Импровизационный характер образной поэтики модерна, в основе которой лежит эмоционально-смысловой синтез, присущ произведениям Головина независимо от их жанровой принадлежности - будь то театральный эскиз, портрет, натюрморт или пейзаж. Так, например, подчеркивая музыкально-метафорический строй своих пейзажных образов, в интерпретации которых легче всего пойти по пути поиска прямой иконографической связи изображенного вида с реальными парками, Головин писал: «В пейзажной живописи я предпочитаю импровизировать, а не воспроизводить действительность, - вероятно, также по причине преимущественного интереса к живописным задачам. Живя постоянно в Царском Селе, я никогда не испытывал желания изобразить его прекрасные дворцы и парки, хотя очень люблю этот "мир воспоминаний", этот чудный "город муз"17. («Город муз» /1927/ - таково название поэтико-историче-ской «повести» о Царском Селе друга и биографа Головина Э.Ф. Голлер-баха. - О.Д.) Попытка облечь сложное переживание действительности в органичные ей формы, ритмически проявляющие абстрактное чувство души, и лежала в основе декоративно-поэтического стиля Головина. Причем этот поэтический синтез проникал в создание любых деталей образа, вплоть до эскизов костюмов. Не случайно в 1926 году К.С. Станиславский писал мастеру, что шитье костюмов по его эскизам «обычными портными и портнихами» не сможет передать «аромата» таланта художника18. Для «собственноручного» воплощения эскизов Головина режиссер пригласил другую «большую художницу» Серебряного века - модельера Н.П. Ламанову, платья «от которой» можно видеть запечатленными на многих портретах Belle Époque. Так, например, восторженная увлеченность К.А. Сомова нарядом своей героини (увлеченность художественной борьбой со сложностями передачи «характера» платья средствами живописи) способствовала появлению знакового для искусства модерна «Портрета Е.П. Носовой» (1910, ГТГ).

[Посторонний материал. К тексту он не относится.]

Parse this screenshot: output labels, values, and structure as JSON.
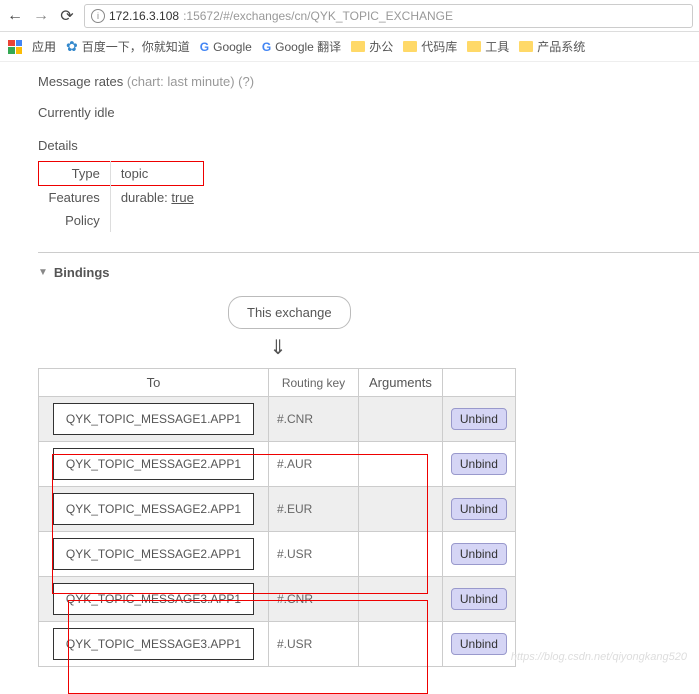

Говоря об эстетических вкусах Головина, важно иметь в виду, что сформировались они не только под влиянием взаимодействия со словом в его классических литературных проявлениях (как свидетельствуют документы, чтение некоторых произведений зачастую осуществлялось на

русском языке и на языке оригиналов - французском, английском, например, «Отелло»), но и под влиянием современной художнику поэтической, драматургической и историко-искусствоведческой мысли. В этом плане нельзя не отметить аполлонический психологизм поэзии и теории «прекрасной ясности» М. Кузмина, творчеству и личности которого принадлежат одни из самых восторженно-теплых страниц в «Воспоминаниях» художника. Среди иностранных авторов особое значение Головин уделял Оскару Уайльду, Стефану Малларме, Кнуту Гамсуну, Генрику Ибсену. Об Оскаре Уайльде, например, Головин писал Мейерхольду: «.читал Уайльда "об искусстве", и его мысли это совершенно необыкновенно, это такое откровенье, что я воспрянул.»19 Особое отношение к Уайльду проявилось и в том, что в оригинале письма слова «совершенно необыкновенно» подчеркнуты рукой художника, что вообще он делал только в случаях крайне важного для него значения.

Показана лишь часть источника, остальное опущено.